So, here we are. There is more chocolate in my house than will ever be eaten and half a dozen gourds scattered across the porch and in the garden. This is my first real Halloween in the new house (we were still in a state of move-in panic last October), and I wanted to go all out with the full graveyard and giant roof spider and fog machine, but I’ve got a fence to put up next year around this wild third of an acre compound, so all extra $$ are going toward that between now and April.
I have a fondness for fall holidays. From now til the first of January, there is food and merriment and pretty lights and décor that help bring a bit of fantasy into the otherwise pretty normal little life I’ve got out here in the wilds of Ohio.
Holidays are good for shocking us out of the everyday, for helping us look at our lives and our spaces differently. I honestly wish we had more of them, though I’d prefer that they concentrated more on encouraging us to take about three times as much time off and spend about three times less on crap. Next year, I’d even like to have planted my own fine gourds.
But let’s get back to the fantasy.
I was a big believer in all things fantastic when I was a kid. Santa, the Easter Bunny, the Tooth Fairy, unicorns – you name it, and I tried to think up logical ways it could possibly exist. It turned out this was really good practice for worldbuilding in later life, because even as all my fantastical impossibilities were dismantled one by one, I started creating more explicitly fictional ones.
Perhaps it’s no coincidence that about the time I stopped believing the world was full of magic creatures, I started writing about worlds where different types of fantastic creatures could believably live. Houses really were haunted, and unicorns and red bulls really did fight, and troll’s blood and dragon’s blood really could cure any sort of ill imaginable.
I’ve gone back-and-forth on the morality of encouraging children to believe in fantastical creatures. The letdown when I finally let go of Santa at the ripe old age of 12 was pretty shitty (I believed in Santa longer than I believed in God, if you can wrap your head around that), but what researching and understanding those phenomenon did was give me a taste for all things unexplainable; all things impossible. It wasn’t just trolls and tooth fairies I started researching, but spontaneous combustion and the origin of the universe. The world was full of mysteries.

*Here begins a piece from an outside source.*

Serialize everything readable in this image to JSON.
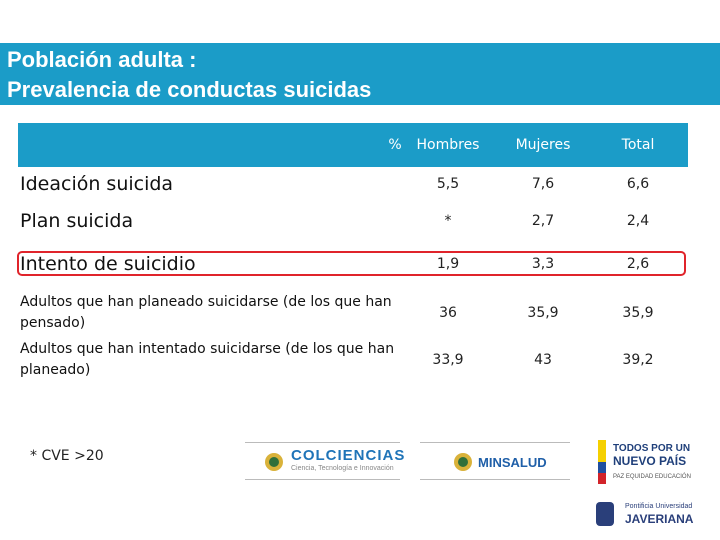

It was that love of the unknown and impossible that drew me to reading fantasy and science fiction, and traveling, and a master’s degree in history. I wanted to know more about how the world worked, and how we understood it, and what we could do with it. And once I knew what was possible, I was able to extrapolate from that to the nearly-possible, and then the fantastically-possible. I started using fiction to explore that nearly-possible place, and I’ve been happily doing it ever since.
Today, I think everyone should believe in magic, if only for a short while. It can force you to challenge your preconceptions, broaden your view of the world, and question everything you see and hear. And if there’s one thing we need more of these days, it’s folks questioning what is possible. Maybe magic isn’t about troll’s blood and dragon’s gold – maybe it’s about artificially created viruses and bacteria. Maybe there’s no guy living at the north pole flying around on a sled – maybe there’s a giant alien craft spreading contagion across the stars.
You’ll never know unless you steep yourself in the fantasy first. It’s the fantasy that helps you question the reality.